3.2. LLM编译

TCIM支持部署LLM(Large Language Model,大语言模型)到后摩硬件设备上,包括Qwen3-14B和DeepSeek等模型。

Qwen模型包括以下部分:

  1. Prefill模型:用来计算所有输入token,生成对应的KV Cache,并预测第一个输出token。

  2. Decode模型:迭代的将预测输出的token送入模型,并生成对应的KV Cache,然后用本次Decode的结果预测下一个输出token。
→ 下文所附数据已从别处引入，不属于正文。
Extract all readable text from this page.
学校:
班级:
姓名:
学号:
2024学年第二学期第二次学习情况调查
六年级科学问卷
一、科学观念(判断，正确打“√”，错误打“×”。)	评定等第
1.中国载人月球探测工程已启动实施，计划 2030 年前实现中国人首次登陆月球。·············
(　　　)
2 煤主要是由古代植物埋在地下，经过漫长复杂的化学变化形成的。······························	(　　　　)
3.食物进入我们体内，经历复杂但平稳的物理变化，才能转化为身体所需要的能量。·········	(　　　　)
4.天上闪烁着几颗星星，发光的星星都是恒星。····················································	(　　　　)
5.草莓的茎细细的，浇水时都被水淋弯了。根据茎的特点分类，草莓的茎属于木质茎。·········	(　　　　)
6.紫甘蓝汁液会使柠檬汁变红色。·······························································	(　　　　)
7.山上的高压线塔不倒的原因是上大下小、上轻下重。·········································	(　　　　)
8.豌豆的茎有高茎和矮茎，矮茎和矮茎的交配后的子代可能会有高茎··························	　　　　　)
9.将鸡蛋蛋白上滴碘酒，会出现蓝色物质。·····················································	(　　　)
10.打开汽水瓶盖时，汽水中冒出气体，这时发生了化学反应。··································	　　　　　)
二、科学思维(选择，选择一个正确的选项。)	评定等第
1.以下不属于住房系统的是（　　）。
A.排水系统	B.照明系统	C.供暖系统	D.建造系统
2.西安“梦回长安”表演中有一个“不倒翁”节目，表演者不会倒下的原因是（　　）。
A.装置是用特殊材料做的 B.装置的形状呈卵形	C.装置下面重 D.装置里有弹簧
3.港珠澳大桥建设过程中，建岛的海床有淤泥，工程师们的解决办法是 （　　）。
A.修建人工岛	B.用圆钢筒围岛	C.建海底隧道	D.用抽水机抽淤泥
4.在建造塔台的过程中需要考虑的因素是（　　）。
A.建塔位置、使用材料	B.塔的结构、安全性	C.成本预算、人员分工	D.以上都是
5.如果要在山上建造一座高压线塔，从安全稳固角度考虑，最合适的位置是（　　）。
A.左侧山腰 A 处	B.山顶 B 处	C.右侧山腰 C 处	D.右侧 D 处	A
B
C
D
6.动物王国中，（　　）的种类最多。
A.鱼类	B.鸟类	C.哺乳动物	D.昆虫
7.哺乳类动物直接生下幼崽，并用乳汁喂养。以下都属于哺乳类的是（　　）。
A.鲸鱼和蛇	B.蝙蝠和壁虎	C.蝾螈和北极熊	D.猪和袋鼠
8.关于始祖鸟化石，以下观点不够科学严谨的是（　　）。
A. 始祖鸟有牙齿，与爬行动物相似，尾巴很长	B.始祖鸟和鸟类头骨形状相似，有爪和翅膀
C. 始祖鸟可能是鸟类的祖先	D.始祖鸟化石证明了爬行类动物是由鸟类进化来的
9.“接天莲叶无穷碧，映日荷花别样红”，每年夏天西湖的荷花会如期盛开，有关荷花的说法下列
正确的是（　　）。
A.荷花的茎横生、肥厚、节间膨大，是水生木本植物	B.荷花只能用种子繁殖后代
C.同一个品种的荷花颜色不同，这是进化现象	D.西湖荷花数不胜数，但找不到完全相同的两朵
下面以Qwen模型为例,介绍如何在单batch场景下,编译Qwen模型。示例展示关键步骤代码,仅供参考,不可以直接拷贝运行。用户可通过下面方式获取样例代码:

  • (仅限Linux系统)开发样例包中 houmo-examples_<release>/houmo-examples-xh2/models/llm 目录下。

3.2.1. 编译模型步骤

Qwen模型编译主要流程如下:

../_images/qwen_compile_wf.png

图 3.1 Qwen模型编译主要流程

调用 build_from_hmonnx Python API分别编译Prefill和Decode模型。编译后分别生成 Prefill二进制模型文件(.hmm或.hmms)和 Decode二进制模型文件(.hmm或.hmms)。TCIM仅支持在Linux X86环境下编译模型。

警告

由于Qwen网络模型较大,编译主机必须具备至少64GB的可用内存,否则可能因内存不足导致OOM(Out of Memory)错误,或者模型编译被终止。

示例如下:

# Retrieve the target Houmo device
HOUMO_TARGET = os.getenv("HOUMO_TARGET")
# Retrieve the number of IPU cores used for inference
HOUMO_CORE_NUM = os.getenv("HOUMO_CORE_NUM", 2)

# Build models
def build(model_name, model_dir, model_path, output_dir, profile, ncore, ndevice, context-length, batch=None,):
    import tcim
    kwargs = {}
    if HOUMO_TARGET == "xh2":
        kwargs["modify_llm"] = {}
        kwargs["enable_xh2_stable_output"] = True
        if ndevice:
            kwargs["ndevice"] = ndevice
        if batch:
            kwargs["modify_llm"]["batch"] = batch
        if context_length:
            kwargs["modify_llm"]["context-length"] = context_length
    start = time.time()
    decode_model = os.path.join(model_dir, model_path)
    tcim.build_from_hmonnx(
        decode_model,
        weights=os.path.join(model_dir, "weight.npy"),
        output_name=model_name,
        ncore=ncore,
        target=HOUMO_TARGET,
        output_dir=output_dir,
        work_dir=os.path.join(output_dir, "tcim"),
        llm_opt=True,
        **kwargs,
    )
    profile["build"] = time.time() - start
    print(f'{model_name} build completed in {profile["build"]:.3f} s.', flush=True)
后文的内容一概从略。